The three-dimensional airspace risk map reveals that while the overall risk distribution trend is similar across different height layers, there are significant local variations. The airspace risk generally shows a pattern of high and medium risks interspersed in central urban areas, with low-risk regions predominantly found in peripheral areas, though some medium-to-high-risk regions are also present. Notably, we find that the airspace risk for the same grid unit varies across different heights, further underscoring the necessity of evaluating three-dimensional airspace risks.
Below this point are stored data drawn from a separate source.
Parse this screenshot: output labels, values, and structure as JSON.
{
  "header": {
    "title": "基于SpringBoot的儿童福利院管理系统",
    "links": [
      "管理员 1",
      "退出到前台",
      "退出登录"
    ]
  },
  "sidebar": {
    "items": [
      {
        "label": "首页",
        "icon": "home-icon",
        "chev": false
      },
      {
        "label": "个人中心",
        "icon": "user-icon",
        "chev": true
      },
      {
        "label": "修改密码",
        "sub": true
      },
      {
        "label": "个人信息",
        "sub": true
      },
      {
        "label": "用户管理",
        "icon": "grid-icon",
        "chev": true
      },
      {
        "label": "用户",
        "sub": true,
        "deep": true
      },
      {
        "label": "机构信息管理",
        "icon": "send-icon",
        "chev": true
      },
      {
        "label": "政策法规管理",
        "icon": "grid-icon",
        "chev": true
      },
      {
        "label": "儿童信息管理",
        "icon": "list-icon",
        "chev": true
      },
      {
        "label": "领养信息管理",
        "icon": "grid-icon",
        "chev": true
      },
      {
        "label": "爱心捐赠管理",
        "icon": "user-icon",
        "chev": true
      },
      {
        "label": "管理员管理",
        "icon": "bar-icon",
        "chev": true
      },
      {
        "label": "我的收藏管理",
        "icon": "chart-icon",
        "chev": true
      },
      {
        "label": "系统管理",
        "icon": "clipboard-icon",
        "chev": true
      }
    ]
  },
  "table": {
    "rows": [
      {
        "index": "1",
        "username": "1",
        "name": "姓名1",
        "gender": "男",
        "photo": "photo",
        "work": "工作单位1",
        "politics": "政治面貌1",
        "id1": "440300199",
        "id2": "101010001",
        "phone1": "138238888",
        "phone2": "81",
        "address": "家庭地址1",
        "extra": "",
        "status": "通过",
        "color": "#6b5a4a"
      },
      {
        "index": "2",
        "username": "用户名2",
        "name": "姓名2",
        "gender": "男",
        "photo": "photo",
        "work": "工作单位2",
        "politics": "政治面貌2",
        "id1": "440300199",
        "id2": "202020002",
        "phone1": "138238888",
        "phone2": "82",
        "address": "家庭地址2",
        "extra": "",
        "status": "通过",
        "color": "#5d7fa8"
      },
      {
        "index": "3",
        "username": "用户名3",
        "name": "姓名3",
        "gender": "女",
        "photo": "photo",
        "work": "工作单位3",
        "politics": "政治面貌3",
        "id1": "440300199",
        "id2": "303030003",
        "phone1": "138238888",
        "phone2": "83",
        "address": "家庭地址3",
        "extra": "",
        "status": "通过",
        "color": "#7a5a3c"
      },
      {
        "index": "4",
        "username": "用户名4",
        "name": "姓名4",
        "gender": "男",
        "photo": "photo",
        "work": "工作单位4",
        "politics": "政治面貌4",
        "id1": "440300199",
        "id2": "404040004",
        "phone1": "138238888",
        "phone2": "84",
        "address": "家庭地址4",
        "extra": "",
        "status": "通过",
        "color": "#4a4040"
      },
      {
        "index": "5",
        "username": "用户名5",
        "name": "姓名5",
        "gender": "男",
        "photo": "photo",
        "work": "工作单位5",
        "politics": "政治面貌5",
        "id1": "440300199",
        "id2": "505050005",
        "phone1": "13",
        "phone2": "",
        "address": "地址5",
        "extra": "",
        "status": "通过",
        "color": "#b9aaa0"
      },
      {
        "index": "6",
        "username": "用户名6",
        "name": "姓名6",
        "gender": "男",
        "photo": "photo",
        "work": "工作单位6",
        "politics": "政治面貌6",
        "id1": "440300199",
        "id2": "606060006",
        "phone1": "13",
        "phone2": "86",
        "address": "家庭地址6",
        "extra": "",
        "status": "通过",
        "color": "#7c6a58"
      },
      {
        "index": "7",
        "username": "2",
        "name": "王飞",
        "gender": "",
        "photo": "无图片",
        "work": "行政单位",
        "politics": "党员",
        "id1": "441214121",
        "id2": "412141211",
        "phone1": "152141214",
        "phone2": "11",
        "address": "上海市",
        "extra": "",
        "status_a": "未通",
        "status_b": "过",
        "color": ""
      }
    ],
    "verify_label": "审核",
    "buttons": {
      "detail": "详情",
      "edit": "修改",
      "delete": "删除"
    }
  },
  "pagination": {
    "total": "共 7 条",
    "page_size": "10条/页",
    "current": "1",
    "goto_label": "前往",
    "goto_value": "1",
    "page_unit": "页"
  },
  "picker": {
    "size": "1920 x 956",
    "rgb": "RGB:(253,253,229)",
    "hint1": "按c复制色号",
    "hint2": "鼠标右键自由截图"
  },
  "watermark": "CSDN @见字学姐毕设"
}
Despite the innovative three-dimensional airspace risk assessment method proposed in this study, several limitations remain. First, the method is designed for large-scale airspace, which may reduce the accuracy of local airspace risk assessments. This is because airspace risk is influenced not only by factors considered in this study, such as population density, obstructions, socioeconomic factors, and network signal quality, but also by additional elements like low-altitude airspace usage and the electromagnetic environment. Second, in simulating network signal quality at different altitude layers, we simplified the model by considering only LOS and NLOS scenarios, thereby neglecting the more complex signal obstructions caused by reflections and diffraction between the UAV and ground-based stations [
34]. Given the numerous and complex factors influencing airspace risk, this study focuses on proposing a three-dimensional risk assessment method that integrates multi-source data. Future research will aim to incorporate more variables affecting airspace risk dynamics to improve the accuracy of risk assessments and ensure the safe operation of UAVs in low-altitude environments.